Dakota pipeline re-purposed as world's most impressive hamster tube
STANDING ROCK – After President Hillary Rodham Clinton quashed the Dakota Access Pipeline in Februrary, residents of North and South Dakota feared an economic downturn. Those fears have turned out to be gloriously misplaced: In fact, tourism in the Dakotas has boomed since city and state officials decided to convert all three hundred miles of the abandoned Dakota Access Pipeline into the world’s longest and most impressive hamster tube.
“Who would have guessed there are so many hamster-tourists?” said South Dakota Business District Coordinator Willis Fumes.
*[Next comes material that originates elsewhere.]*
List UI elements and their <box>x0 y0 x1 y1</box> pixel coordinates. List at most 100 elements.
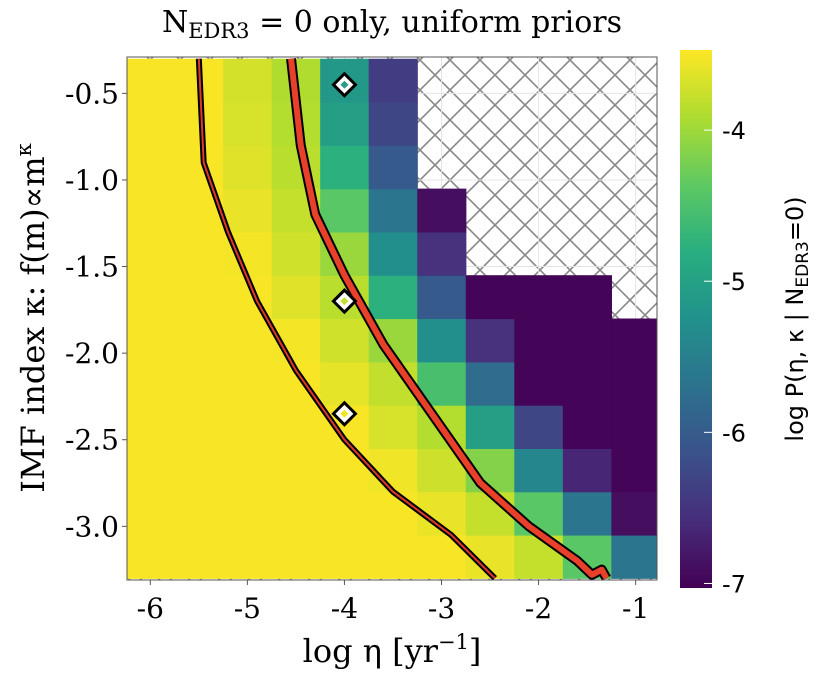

According to Tourism International, a tourism think tank, research shows that the number of tourists who base their travel plans on hamster-related calculations is "actually a miniscule percentage of American travel overall." But businesses, hotels and restaurants located near the former pipeline are nonetheless thriving "because up to this point – there were literally no tourism destinations that catered to this niche market," according to the think tank.
‘Hamsterheads’, Fumes noted, spend money in ways that other tourists don’t. “Our sunflower seed producers love these people and so too does our newly revived cedar shavings industry,” he says.
The economic up-side doesn’t stop there.
Meg Quilby, who runs a tee-shirt boutique catering to Hamsterheads, says tee-shirts with slogans such as “I’m With fluffy” and “Fill the Other Cheek” are selling like hotcakes.
From now until October, hamster enthusiasts can hike and camp along the adjoining Habi Trail, while their diminutive pets enjoy the unfettered freedom that comes from racing aimlessly down a long tube without interruption, and beyond the tyranny of large wheels that literally get you no where no matter how fast you go.
“Human Hamsterheads are a relatively well-behaved group too,” Fumes said.
Not everyoneshares Fumes' positive opinion of Hamsterheads. Milford Deletson of Vermillion, South Dakota says he’d be more inclined to welcome them if they respected local poop and scoop ordinances.
“Some people are never happy,” Fumes said.